By Peter Langer
As the Buffalo School District works to strengthen its systems to ensure that all students get the education that they deserve, Teach For America, a program that trains and recruits successful individuals to become strong teachers in high-poverty schools, can be part of the solution. I’m thrilled that the School Board recently voted to bring TFA to Buffalo.
Growing up in Buffalo, about two blocks from Bennett High, I spent summers playing baseball at Shoshone Park. As we entered high school, we all took different paths: Bennett, City Honors, St. Joe’s, Nichols, McKinley and Canisius. Over the years we stayed in touch; some of us graduated from college and started careers, but others were not so lucky. A few friends dropped out, others were incarcerated.
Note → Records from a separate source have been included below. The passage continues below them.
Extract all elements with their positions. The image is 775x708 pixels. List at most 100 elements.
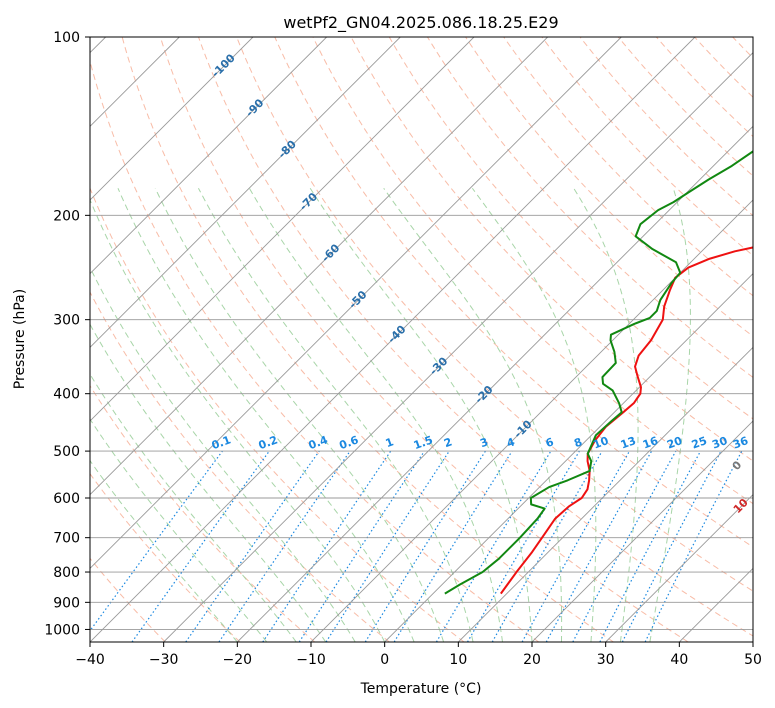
isotherm-line bbox=[384, 273, 753, 642]
mixing-ratio-label: 4 bbox=[505, 435, 517, 450]
moist-adiabat-line bbox=[649, 188, 691, 642]
sounding-series bbox=[444, 150, 753, 595]
isotherm-line bbox=[163, 52, 753, 642]
mixing-ratio-label: 3 bbox=[478, 435, 490, 450]
isotherms bbox=[90, 37, 753, 642]
dry-adiabat-line bbox=[121, 37, 614, 642]
moist-adiabat-line bbox=[383, 187, 563, 642]
moist-adiabat-line bbox=[90, 323, 327, 642]
mixing-ratio-label: 25 bbox=[690, 434, 709, 451]
dry-adiabat-line bbox=[312, 37, 753, 505]
isotherm-line bbox=[90, 37, 327, 275]
chart-title: wetPf2_GN04.2025.086.18.25.E29 bbox=[283, 13, 558, 33]
dry-adiabat-line bbox=[274, 37, 753, 548]
x-axis: −40 −30 −20 −10 0 10 20 30 40 50 bbox=[75, 642, 762, 668]
dry-adiabat-line bbox=[198, 37, 753, 637]
isotherm-line bbox=[90, 37, 254, 201]
mixing-ratio-label: 10 bbox=[591, 434, 610, 452]
mixing-ratio-label: 1.5 bbox=[412, 433, 435, 452]
y-tick-label: 400 bbox=[53, 387, 80, 403]
isotherm-line bbox=[90, 37, 475, 422]
mixing-ratio-label: 20 bbox=[665, 434, 684, 452]
mixing-ratio-line bbox=[393, 450, 513, 642]
y-tick-label: 500 bbox=[53, 444, 80, 460]
isotherm-line bbox=[237, 125, 753, 642]
moist-adiabat-line bbox=[471, 187, 597, 642]
mixing-ratio-label: 0.6 bbox=[338, 433, 361, 452]
plot-area: 0.1 0.2 0.4 0.6 1 1.5 2 3 4 6 8 10 13 16 20 25 30 36-100-… bbox=[90, 37, 753, 642]
moist-adiabat-line bbox=[90, 266, 356, 642]
mixing-ratio-label: 0.1 bbox=[210, 433, 233, 452]
mixing-ratio-line bbox=[131, 450, 270, 642]
x-tick-label: 30 bbox=[597, 652, 615, 668]
dry-adiabat-line bbox=[159, 37, 689, 642]
y-tick-label: 700 bbox=[53, 531, 80, 547]
x-tick-label: 40 bbox=[670, 652, 688, 668]
y-tick-label: 100 bbox=[53, 30, 80, 46]
isotherm-line bbox=[90, 37, 696, 642]
mixing-ratio-line bbox=[185, 450, 320, 642]
dry-adiabat-line bbox=[617, 37, 753, 177]
x-tick-label: 20 bbox=[523, 652, 541, 668]
isotherm-line bbox=[90, 37, 548, 496]
x-tick-label: −20 bbox=[223, 652, 253, 668]
isotherm-line bbox=[90, 37, 401, 348]
x-tick-label: −40 bbox=[75, 652, 105, 668]
mixing-ratio-line bbox=[90, 450, 223, 632]
moist-adiabat-line bbox=[90, 459, 238, 642]
x-tick-label: −10 bbox=[296, 652, 326, 668]
isotherm-line bbox=[605, 494, 753, 642]
y-tick-label: 300 bbox=[53, 313, 80, 329]
y-axis-label: Pressure (hPa) bbox=[12, 289, 28, 389]
mixing-ratio-label: 0.2 bbox=[257, 433, 280, 452]
x-tick-label: 50 bbox=[744, 652, 762, 668]
x-tick-label: −30 bbox=[149, 652, 179, 668]
mixing-ratio-line bbox=[435, 450, 552, 642]
mixing-ratio-line bbox=[572, 450, 677, 642]
x-tick-label: 0 bbox=[380, 652, 389, 668]
dry-adiabat-line bbox=[503, 37, 753, 297]
dewpoint-profile-line bbox=[444, 150, 753, 595]
y-tick-label: 800 bbox=[53, 565, 80, 581]
dry-adiabat-line bbox=[236, 37, 753, 592]
mixing-ratio-label: 2 bbox=[442, 435, 454, 450]
mixing-ratio-line bbox=[491, 450, 603, 642]
moist-adiabat-line bbox=[248, 187, 504, 642]
dry-adiabat-line bbox=[90, 384, 316, 642]
mixing-ratio-label: 0.4 bbox=[307, 433, 330, 452]
mixing-ratio-line bbox=[325, 450, 450, 642]
moist-adiabat-line bbox=[117, 188, 415, 642]
isotherm-line bbox=[531, 420, 753, 642]
isotherm-line bbox=[90, 37, 622, 569]
mixing-ratio-label: 30 bbox=[710, 434, 729, 452]
mixing-ratio-label: 36 bbox=[731, 434, 750, 452]
x-axis-label: Temperature (°C) bbox=[360, 681, 482, 697]
mixing-ratio-line bbox=[521, 450, 631, 642]
dry-adiabat-line bbox=[90, 59, 540, 642]
dry-adiabat-line bbox=[426, 37, 753, 378]
mixing-ratio-line bbox=[218, 450, 351, 642]
y-tick-label: 600 bbox=[53, 491, 80, 507]
y-tick-label: 900 bbox=[53, 595, 80, 611]
moist-adiabat-line bbox=[90, 198, 386, 642]
y-axis: 100 200 300 400 500 600 700 800 900 1000 bbox=[44, 30, 90, 638]
mixing-ratio-label: 1 bbox=[384, 435, 396, 450]
dry-adiabat-line bbox=[90, 291, 390, 642]
temperature-profile-line bbox=[500, 246, 753, 595]
pressure-gridlines bbox=[90, 37, 753, 630]
mixing-ratio-label: 6 bbox=[544, 435, 556, 450]
dry-adiabat-line bbox=[90, 186, 465, 642]
moist-adiabat-line bbox=[573, 187, 639, 642]
plot-frame bbox=[89, 36, 754, 643]
moist-adiabat-line bbox=[154, 188, 445, 642]
moist-adiabats bbox=[90, 187, 691, 642]
moist-adiabat-line bbox=[197, 188, 474, 642]
mixing-ratio-label: 16 bbox=[641, 434, 660, 452]
x-tick-label: 10 bbox=[449, 652, 467, 668]
mixing-ratio-line bbox=[364, 450, 486, 642]
mixing-ratio-label: 8 bbox=[572, 435, 584, 450]
isotherm-line bbox=[458, 346, 753, 642]
y-tick-label: 1000 bbox=[44, 622, 80, 638]
mixing-ratio-label: 13 bbox=[619, 434, 638, 451]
These stories always affected me. I was fortunate to have a strong support system and I also attended a high school that prepared me to attend the college of my choice, something too many of our children don’t have access to. I was set on law school at Notre Dame, but when I heard about TFA, I knew I had to be a part of the work to close the educational opportunity gap that had directly impacted so many of my peers.
I taught middle school math and science in North Philadelphia. My classroom experience was demanding and rewarding. I was amazed by the grit, resolve and success my students displayed daily growing up in one of the poorest and most violent ZIP codes in America. My students proved to me that any student, regardless of the ZIP code in which he or she was born, could succeed at the highest levels.
My students, the relationships we built, the successes we had at school and the love of learning that would carry my students through college persuaded me to dedicate myself to educational equity. It is critical for our country and the two cities that I call home.
Today, I am the principal of Simon Gratz Mastery Charter High, a neighborhood turnaround school in North Philadelphia. In the last two years, we were removed from the state’s persistently dangerous school list, doubled test scores, maintained an open enrollment for neighborhood students and increased our student body by 300. We achieved these results through the dedication of veteran teachers, students, parents and community members, and our TFA teachers and staff who make up nearly half of our staff.
While I’m deeply tied to my students, families and faculty here in Philadelphia, I would have relished the opportunity to do this work in my hometown. I am confident that future TFA teachers – with the opportunity to do such important work in a wonderful city – will fall in love with Buffalo. I am eager to watch the collaboration blossom.
Peter Langer, a former Buffalonian, is a principal and Teach for America alumnus.